On one hand, using AI to make up detail is true of all smartphone photography. Small cameras make for bad photos. From a phone to a DSLR to the James Webb Telescope, bigger cameras are better. They simply take in more light and detail. Smartphones have some of the tiniest camera lenses on Earth, so they need a lot of software to produce photos that are anywhere near reasonable in quality.

"Computational photography" is the phrase used in the industry. Generally, many photos are quickly taken after you press the shutter button (and even before you press the shutter button!). These photos are aligned into a single photo, cleaned up, de-noised, run through a bunch of AI filters, compressed, and saved to your flash storage as a rough approximation of what you were pointing your phone at.

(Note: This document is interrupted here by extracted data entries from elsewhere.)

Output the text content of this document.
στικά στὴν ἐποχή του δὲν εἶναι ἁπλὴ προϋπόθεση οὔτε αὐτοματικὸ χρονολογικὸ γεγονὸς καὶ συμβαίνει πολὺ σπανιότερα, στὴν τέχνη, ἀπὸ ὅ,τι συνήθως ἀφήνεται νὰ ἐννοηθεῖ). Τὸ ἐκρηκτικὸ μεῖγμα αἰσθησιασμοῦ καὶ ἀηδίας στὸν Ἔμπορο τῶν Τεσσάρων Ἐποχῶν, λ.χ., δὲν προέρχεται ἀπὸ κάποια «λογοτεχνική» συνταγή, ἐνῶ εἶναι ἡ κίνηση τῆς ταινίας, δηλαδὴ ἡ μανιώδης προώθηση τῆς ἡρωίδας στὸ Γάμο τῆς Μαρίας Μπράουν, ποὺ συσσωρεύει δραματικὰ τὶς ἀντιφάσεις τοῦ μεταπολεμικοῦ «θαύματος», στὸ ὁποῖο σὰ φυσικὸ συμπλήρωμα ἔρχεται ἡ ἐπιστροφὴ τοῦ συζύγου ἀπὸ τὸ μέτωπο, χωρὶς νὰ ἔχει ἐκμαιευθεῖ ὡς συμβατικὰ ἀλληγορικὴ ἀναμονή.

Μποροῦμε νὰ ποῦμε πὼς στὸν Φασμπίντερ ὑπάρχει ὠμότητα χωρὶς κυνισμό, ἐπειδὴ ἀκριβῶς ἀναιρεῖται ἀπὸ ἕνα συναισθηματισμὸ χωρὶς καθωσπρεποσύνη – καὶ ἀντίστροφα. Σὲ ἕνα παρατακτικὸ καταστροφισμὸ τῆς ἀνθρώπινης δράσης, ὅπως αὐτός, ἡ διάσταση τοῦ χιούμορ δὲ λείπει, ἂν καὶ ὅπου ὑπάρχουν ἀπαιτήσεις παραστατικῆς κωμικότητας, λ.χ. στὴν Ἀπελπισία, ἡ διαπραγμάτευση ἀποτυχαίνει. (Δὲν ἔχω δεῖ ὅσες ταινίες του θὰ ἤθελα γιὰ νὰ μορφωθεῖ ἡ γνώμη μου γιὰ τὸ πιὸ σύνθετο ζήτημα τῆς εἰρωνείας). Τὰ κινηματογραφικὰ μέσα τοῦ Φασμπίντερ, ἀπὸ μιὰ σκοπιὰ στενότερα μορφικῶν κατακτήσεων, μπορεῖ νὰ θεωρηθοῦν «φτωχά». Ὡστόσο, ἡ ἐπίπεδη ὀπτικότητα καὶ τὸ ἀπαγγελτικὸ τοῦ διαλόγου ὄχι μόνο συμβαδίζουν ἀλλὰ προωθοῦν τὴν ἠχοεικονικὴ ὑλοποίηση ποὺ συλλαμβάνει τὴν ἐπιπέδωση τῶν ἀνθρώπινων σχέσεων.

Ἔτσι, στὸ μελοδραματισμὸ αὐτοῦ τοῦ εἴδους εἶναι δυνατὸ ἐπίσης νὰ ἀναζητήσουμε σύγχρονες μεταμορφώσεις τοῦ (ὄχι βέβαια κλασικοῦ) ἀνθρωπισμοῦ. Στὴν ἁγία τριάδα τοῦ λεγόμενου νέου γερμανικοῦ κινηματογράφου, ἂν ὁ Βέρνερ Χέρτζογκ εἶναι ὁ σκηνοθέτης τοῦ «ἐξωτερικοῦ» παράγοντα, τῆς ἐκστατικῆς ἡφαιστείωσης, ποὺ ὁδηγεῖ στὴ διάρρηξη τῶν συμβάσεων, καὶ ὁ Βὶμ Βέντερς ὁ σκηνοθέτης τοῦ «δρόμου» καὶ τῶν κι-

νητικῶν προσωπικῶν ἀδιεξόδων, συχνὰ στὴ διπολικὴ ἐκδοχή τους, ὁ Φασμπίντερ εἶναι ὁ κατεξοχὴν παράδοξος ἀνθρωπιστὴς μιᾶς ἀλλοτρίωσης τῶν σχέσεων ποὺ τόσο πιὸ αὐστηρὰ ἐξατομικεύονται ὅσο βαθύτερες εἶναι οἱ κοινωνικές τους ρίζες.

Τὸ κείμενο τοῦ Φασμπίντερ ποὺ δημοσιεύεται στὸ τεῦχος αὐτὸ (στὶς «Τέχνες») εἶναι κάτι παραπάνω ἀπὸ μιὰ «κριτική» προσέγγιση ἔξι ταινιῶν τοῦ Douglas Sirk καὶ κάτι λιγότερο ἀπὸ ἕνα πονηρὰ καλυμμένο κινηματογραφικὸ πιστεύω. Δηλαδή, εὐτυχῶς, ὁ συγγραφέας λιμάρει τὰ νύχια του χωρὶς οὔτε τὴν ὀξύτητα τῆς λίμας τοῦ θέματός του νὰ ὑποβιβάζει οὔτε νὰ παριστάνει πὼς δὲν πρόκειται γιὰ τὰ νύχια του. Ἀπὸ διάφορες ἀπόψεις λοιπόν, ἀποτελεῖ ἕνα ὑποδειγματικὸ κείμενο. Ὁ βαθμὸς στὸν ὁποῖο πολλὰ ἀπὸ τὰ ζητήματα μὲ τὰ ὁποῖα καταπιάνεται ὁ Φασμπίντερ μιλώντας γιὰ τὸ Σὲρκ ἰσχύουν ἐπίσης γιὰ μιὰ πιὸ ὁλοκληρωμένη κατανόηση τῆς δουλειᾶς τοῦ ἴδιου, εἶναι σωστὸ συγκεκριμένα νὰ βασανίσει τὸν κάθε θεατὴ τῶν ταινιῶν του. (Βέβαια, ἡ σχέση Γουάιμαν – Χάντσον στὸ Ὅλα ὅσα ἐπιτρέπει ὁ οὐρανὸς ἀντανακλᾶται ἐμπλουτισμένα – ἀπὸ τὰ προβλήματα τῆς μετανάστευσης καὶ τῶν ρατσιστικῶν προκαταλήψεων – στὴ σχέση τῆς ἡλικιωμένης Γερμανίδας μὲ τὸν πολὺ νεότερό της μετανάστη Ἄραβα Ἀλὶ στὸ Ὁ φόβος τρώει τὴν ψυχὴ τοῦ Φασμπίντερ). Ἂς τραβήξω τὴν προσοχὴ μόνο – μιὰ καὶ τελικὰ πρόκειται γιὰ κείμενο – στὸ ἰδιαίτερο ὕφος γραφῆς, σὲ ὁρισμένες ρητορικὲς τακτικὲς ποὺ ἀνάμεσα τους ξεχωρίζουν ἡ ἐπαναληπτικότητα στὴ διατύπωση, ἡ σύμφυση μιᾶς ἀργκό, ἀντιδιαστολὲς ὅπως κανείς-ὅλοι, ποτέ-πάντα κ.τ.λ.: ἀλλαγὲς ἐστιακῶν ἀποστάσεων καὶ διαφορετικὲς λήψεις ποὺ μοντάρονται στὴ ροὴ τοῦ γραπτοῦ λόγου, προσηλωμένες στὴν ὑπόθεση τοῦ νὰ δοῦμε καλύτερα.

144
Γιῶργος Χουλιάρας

Smartphone manufacturers have to throw as much software at the problem as possible because no one wants a phone with a giant, protruding camera lens, and normal smartphone camera hardware can't keep up.

On the left, Redditor ibreakphotos takes a picture of a computer screen featuring a blurred, clipped, compressed photo of the moon, and on the right, Samsung makes up a whole bunch of detail.

Enlarge / On the left, Redditor ibreakphotos takes a picture of a computer screen featuring a blurred, clipped, compressed photo of the moon, and on the right, Samsung makes up a whole bunch of detail.

But lighting aside, the moon basically always looks the same to everyone. While it spins, the Earth spins, and the two spin around each other; gravitational forces put the moon in a "synchronous rotation" so we always see the same side of the moon, and it only "wobbles" relative to Earth. If you make an incredibly niche camera mode for your smartphone specifically targeted at only moon photography, you can do a lot of fun AI tricks with it.